Looked reasonable, in any case the trivial proof for or against would be to exchange *all* of the aggregated shares trading value for cash :cool:

Won´t happen simply because if actually carried out, total share value can not be more than worth of all good available ... or shares should devaluate enough to make both values match ... or stuff should become 10X/20X ... whatever´s necessary so their price matches available money.

Roulette or standard gambling offer a lot of fun (for those who like it) in exchange of a small nibble of what´s being bet , and "the money is there on the table"; not much of that at the Stock Exchange Casino , specially when you "want to redeem the chips" and there´s no Casino Cashier to do that, you can only sell them to new gamblers.

So trying to predict Stock price variations, maybe can be accomplished, why not?
And a few might earn something against the great mass of unenlightened gamblers, but in principle this is a futile endeavour to me, very very similar to so called "systems to win at the Casino" .

That, IF Math suggested above actually matches gamblers Psychology and actual moves, something I won´t believe (why would I?) unless accompanied by thorough experimentation or field data analysis, NONE of that was even suggested, let alone accomplished.
Until then, it remains just a nice set of equations, which might or might not reflect outside reality.

And no, I couldn´t care less that it was proposed by so called "World Famous Economists"; "Principle of Authority" does not cut much ice compared to actual Statistical analysis of real samples, by its own it may just be another Logical Fallacy.
 
When you own and operate a stock exchange it isn't much different from a Casino - the house always takes a cut, the house always wins.

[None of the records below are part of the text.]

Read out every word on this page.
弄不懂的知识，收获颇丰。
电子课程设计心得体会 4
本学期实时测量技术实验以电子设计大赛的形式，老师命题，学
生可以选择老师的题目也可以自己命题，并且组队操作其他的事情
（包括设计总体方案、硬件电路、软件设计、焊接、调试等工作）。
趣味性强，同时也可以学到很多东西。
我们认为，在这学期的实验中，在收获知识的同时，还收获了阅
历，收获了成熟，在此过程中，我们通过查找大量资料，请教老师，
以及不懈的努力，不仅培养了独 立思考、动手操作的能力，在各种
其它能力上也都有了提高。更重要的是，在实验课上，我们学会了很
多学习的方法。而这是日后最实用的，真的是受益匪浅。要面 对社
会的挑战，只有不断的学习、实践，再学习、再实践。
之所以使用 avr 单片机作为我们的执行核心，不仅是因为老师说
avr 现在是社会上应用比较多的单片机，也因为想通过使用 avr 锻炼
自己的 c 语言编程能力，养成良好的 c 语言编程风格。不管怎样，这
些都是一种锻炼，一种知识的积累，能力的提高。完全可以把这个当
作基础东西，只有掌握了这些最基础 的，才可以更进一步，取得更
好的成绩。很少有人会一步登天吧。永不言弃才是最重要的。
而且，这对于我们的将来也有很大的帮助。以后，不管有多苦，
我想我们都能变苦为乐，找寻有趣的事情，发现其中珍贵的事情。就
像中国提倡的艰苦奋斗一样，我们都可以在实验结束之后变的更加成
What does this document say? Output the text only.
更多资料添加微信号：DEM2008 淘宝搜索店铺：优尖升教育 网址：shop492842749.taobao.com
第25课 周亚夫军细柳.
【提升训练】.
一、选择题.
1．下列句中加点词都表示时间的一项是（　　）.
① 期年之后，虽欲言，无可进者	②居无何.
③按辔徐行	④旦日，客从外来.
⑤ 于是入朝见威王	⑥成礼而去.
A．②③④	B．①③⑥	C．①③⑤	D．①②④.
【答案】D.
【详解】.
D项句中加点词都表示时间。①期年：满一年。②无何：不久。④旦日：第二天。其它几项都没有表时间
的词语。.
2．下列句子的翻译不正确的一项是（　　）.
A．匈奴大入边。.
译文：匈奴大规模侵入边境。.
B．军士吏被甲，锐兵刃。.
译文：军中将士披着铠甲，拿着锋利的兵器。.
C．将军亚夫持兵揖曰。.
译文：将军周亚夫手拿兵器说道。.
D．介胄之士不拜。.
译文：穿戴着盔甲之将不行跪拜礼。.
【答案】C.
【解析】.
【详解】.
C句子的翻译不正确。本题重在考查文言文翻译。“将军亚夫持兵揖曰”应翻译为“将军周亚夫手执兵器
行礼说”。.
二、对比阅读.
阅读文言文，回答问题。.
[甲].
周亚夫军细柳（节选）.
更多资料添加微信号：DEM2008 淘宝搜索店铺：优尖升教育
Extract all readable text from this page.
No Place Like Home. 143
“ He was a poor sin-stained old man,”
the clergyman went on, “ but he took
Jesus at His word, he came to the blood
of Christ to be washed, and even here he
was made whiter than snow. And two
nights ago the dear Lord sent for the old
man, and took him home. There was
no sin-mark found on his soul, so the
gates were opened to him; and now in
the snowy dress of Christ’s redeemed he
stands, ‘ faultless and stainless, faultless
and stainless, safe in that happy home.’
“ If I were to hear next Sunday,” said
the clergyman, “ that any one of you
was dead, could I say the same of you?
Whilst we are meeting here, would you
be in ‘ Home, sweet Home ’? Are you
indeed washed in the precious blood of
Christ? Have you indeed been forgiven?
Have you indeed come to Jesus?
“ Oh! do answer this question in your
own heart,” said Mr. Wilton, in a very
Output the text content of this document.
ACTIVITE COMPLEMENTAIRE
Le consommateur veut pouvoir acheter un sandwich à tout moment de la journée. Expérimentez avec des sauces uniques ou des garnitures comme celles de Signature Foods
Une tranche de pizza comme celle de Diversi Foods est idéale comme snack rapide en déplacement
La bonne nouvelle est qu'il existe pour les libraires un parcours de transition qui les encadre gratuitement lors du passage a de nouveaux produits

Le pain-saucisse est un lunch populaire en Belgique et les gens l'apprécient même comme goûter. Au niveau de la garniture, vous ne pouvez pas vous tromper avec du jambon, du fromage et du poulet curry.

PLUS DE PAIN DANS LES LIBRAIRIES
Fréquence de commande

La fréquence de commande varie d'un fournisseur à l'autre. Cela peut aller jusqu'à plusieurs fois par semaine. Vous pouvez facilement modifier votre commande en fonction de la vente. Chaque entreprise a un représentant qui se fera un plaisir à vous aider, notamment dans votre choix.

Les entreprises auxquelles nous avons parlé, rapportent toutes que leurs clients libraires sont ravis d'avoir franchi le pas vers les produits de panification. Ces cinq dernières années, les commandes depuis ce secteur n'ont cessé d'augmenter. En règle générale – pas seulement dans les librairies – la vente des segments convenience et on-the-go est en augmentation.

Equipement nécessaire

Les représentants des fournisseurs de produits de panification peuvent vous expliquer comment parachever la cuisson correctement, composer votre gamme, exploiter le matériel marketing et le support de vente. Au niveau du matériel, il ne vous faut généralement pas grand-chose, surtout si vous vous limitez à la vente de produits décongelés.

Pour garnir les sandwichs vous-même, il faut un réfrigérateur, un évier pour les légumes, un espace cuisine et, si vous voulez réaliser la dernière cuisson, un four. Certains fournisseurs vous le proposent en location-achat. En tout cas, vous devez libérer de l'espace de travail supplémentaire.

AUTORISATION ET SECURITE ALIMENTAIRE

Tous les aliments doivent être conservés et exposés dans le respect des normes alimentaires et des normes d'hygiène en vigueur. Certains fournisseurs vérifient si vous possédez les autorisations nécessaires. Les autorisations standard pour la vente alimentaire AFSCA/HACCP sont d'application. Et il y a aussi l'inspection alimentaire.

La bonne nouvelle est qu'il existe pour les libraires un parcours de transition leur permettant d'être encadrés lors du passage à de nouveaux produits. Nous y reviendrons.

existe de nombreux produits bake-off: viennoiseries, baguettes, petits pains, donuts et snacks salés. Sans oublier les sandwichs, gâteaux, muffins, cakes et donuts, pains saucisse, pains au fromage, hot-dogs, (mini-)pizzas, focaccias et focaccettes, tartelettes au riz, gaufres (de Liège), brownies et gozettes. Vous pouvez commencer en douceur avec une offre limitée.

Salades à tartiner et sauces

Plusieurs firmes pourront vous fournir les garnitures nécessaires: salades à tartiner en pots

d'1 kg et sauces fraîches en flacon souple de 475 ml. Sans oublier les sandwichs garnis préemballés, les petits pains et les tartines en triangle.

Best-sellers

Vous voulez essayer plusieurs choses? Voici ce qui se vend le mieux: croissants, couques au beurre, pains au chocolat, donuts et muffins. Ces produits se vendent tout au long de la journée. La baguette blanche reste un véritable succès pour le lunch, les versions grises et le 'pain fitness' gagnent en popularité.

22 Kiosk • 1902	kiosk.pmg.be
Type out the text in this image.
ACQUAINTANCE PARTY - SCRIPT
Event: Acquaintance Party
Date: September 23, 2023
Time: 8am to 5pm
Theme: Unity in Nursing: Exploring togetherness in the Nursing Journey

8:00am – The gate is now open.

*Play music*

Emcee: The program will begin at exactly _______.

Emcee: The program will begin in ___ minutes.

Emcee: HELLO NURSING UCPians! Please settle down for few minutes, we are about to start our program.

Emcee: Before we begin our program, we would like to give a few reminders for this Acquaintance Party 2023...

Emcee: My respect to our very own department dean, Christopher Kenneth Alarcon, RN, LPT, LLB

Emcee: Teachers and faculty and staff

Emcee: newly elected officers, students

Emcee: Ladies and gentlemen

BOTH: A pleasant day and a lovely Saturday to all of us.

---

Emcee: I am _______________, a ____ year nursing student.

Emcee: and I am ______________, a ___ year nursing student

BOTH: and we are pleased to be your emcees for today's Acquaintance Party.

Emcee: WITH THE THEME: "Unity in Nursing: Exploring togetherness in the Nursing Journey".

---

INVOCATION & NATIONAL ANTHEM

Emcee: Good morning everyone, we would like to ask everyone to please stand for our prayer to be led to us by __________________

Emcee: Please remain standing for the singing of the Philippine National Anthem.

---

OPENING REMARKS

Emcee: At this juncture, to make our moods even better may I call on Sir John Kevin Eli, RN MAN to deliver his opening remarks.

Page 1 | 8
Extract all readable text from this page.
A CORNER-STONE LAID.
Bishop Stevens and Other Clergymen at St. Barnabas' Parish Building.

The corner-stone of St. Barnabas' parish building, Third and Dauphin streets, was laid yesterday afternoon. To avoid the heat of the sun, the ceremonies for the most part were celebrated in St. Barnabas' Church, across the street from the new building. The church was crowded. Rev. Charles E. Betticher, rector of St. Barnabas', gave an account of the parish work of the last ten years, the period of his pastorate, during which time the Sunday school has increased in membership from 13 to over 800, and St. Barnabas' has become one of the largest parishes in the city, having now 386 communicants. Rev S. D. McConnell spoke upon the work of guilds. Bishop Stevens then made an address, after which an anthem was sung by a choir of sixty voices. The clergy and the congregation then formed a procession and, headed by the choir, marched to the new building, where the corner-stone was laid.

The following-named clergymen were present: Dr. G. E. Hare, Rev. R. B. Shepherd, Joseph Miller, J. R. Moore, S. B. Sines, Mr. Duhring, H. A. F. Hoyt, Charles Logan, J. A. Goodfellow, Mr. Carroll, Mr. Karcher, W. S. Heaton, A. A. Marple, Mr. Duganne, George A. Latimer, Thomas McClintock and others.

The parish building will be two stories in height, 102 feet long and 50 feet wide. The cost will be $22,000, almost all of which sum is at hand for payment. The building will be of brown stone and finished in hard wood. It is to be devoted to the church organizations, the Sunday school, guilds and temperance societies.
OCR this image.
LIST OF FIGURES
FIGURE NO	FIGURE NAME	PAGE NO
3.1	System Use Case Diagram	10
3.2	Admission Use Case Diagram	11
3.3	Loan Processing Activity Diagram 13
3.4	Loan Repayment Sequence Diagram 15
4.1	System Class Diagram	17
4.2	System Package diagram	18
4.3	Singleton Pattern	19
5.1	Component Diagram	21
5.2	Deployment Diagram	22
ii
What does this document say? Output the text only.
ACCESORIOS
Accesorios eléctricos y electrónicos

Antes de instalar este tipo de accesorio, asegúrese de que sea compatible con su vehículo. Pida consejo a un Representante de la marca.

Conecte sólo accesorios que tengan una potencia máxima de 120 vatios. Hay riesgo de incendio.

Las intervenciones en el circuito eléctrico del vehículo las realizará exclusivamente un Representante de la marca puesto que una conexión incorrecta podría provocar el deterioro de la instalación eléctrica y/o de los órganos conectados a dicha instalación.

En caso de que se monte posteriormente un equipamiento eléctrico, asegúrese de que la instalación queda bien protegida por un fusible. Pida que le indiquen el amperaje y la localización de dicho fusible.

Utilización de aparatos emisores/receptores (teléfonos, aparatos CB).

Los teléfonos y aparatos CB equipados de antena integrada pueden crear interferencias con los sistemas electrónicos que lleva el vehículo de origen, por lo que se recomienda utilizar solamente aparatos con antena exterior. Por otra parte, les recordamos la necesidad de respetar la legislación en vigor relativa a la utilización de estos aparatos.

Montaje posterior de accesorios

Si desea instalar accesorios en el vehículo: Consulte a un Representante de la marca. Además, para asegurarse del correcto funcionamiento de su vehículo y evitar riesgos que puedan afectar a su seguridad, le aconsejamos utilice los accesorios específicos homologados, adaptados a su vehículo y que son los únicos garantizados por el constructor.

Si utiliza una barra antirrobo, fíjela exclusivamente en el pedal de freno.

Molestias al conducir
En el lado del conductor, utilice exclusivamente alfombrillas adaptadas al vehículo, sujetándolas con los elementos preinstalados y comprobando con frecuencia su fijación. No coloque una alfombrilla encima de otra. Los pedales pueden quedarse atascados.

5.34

In the end, stock prices are mostly a function of human behaviour (ignoring the trading bots for now) and that's something that Economists have tried to model for decades too - with fleeting success at best despite what you may read.
 
I'm not an economist and my maths are from school years. From that point of view I've tried to read the basics about political economy. I don't know how to put it but the whole thing hardly seems scientific to me... What I mean is that it mostly describes the facts rather than explaining the mechanism. More like a gathering of axioms that nonetheless are valid. Apparently the main stream is not interested of any deeper analysis. When funds have to be invested, they must be, it's urgent and brutal, and precognition comes second to target. The result looks like an oscillation with the center point moving. The more bigger funds move it in an exponential function. Limited funds make the cos and sin more painful...
 

LOL. Thanks for the excellent case for why economics is a science. So Laffer puts out his theory, most peers disagree with him right from the start, and over time data collected disproves it even more. Hmmm, I wonder if anything similar ever happened in the physical sciences.

I should say I'm not surprised at the level of ignorance displayed. I started my MBA at the ripe old age of 49, and was shocked at how much material my cohort would just not "get", it would literally just bounce off their sheilds made up of ego, arrogance, and personal bias.
 
It takes a breathtaking level of ignorance to slam a science except one's own specialization.

Economy is way too much Politics and Power loaded/influenced to become a Science.

Personal/Group interests pressure it too much so it can not freely develop.

As a side note, there must be some reason that there are many Nobel Prizes for different Sciences ... and not for Economy. (surprise surprise)
 
I would say it is a science of sorts - from the perspective that it measures data and develops models to explain the real world - and there is an attempt to forecast behaviour based on these models. There is an earnest attempt to identify cause and effect. I'm a physicist and as a discipline it does something similar although it also comes up with theories that stretch credibility from time to time. The benefit of a science like Physics is the premise that the laws of physics are not subject to human behaviour. Economics has to contend with human behaviour, a significant challenge - and for that I admire the profession.